Leigh felt her blood pressure drop with the swoosh of the closed door. She wasn't the only one relieved. Charlie Maxwell pulled a handkerchief from his pocket and wiped beads of sweat from his brow. "I ain't never been questioned by police before," he said nervously. "This whole thing gives me the heebee jeebees. Cutting her up like that—damn. Some psycho, gotta be. Don't you think?"

Leigh made a mental note that at least one zoo keeper
did
think Carmen's murder was the act of a nondiscriminating lunatic. She also realized that she didn't agree. It wasn't hard to imagine Carmen making a mortal enemy, even one with macabre tendencies. The idea of a serial killer being in their midst, however, was too disturbing to contemplate.

Tanner looked distinctly uncomfortable. "We'd better get started, Charlie," he said evasively.

The keeper nodded and led them down the narrow corridor that ran behind the exhibits. "I got him by himself in the back. He ain't too happy about it."

Leigh leaned in close to Tanner as they walked. "Why would Frank be questioning
him
?" she whispered.

Tanner looked back at her, and his eyes seemed sad. "He's questioning everybody Carmen worked with. He's been here all morning."

Leigh found that revelation comforting. Carmen had to have enemies—plenty of them. Frank was merely ferreting them out. That was, after all, the logical way to find the real killer. And she hoped he succeeded—soon.
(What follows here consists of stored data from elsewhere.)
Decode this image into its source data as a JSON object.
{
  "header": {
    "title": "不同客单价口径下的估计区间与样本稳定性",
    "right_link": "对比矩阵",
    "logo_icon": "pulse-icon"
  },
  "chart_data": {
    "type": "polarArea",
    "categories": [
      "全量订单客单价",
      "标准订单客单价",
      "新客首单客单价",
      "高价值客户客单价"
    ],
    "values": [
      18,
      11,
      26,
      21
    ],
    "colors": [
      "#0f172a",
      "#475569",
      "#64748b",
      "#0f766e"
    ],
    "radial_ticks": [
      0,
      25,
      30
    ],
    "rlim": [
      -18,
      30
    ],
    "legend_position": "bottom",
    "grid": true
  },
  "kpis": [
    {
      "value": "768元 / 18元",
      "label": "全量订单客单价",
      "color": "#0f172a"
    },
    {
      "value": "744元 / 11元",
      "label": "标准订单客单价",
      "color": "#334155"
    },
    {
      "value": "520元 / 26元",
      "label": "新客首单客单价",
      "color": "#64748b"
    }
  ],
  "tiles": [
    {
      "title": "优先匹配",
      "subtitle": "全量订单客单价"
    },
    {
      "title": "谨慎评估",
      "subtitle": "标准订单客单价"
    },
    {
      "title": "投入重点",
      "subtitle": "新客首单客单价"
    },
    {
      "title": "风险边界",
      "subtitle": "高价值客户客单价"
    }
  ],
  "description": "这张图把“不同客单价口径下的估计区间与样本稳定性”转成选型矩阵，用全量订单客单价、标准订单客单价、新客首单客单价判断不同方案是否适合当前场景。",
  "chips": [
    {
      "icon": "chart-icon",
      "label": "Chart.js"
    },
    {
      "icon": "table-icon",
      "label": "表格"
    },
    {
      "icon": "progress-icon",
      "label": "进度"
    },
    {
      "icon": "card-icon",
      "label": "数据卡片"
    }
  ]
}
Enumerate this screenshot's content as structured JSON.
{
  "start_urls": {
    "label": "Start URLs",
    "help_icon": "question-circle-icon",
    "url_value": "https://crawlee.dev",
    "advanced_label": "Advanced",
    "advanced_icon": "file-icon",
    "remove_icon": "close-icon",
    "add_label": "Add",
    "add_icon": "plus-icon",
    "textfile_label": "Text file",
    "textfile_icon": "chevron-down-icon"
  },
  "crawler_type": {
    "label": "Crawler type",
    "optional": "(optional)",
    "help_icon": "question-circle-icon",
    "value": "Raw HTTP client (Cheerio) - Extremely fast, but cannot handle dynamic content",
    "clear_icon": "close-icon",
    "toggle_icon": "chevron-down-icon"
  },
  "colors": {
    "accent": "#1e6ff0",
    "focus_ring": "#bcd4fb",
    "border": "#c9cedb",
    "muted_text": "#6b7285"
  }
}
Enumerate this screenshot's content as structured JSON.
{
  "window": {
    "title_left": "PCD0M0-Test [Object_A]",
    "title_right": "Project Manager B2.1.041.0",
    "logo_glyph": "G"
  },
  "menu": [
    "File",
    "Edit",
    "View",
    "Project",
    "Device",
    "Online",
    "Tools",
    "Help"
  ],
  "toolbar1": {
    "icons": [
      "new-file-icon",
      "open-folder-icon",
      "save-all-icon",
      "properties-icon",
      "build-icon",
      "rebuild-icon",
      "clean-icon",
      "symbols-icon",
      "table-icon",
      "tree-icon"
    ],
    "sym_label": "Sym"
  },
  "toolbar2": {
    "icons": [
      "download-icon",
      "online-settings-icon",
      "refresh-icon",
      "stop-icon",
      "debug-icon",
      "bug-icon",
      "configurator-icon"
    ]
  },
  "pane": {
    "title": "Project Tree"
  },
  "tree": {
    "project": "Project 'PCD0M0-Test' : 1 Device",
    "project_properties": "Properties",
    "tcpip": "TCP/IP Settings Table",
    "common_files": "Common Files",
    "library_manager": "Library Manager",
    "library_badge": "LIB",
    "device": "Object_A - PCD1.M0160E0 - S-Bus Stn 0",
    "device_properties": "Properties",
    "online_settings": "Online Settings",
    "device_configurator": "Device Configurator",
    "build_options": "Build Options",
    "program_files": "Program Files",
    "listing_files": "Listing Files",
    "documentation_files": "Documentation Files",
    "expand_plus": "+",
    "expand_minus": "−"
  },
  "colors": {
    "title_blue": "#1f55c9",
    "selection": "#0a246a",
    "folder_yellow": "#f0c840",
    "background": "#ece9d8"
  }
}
The corridor widened out into a small U-shaped room that surrounded a cage made of steel bars. A door with a sliding gate connected the cage with the public part of the exhibit, a ten-by-twelve-foot concrete run with a front wall of glass. Ollie, the two-hundred-pound patriarch of the zoo's orangutan collection, took one look at Tanner and began to snarl and grunt frantically. He retreated to the far corner of the cage, his eyes shooting daggers at the hated vet.

"That's the trouble with intelligent animals," Tanner said sadly. "They remember you." He loaded the anesthetic into the blow dart and aimed. The orangutan's cries escalated in pitch, and he covered his head with his long arms. "Watch out," Tanner warned Leigh, behind him.

"Why?" she asked playfully. "I thought you had good aim."

"I have great aim," he answered proudly. "But Ollie's not half bad either."

Leigh put herself on alert. Tanner shot the dart with a puff of air, and it landed in the muscle over Ollie's left shoulder. With an ear-piercing screech, the orang pulled out the dart and flung it straight back towards the vet.

Luckily, Tanner and Leigh had both ducked, and the missile collided harmlessly against the wall behind them, its needle bent from the force of the impact. "Get that, would you?" he asked.

Within a few minutes, the indignant orangutan lay sleeping peacefully, and Charlie opened the cage door to let them inside. "I got the extension cords ready, Doc," he offered.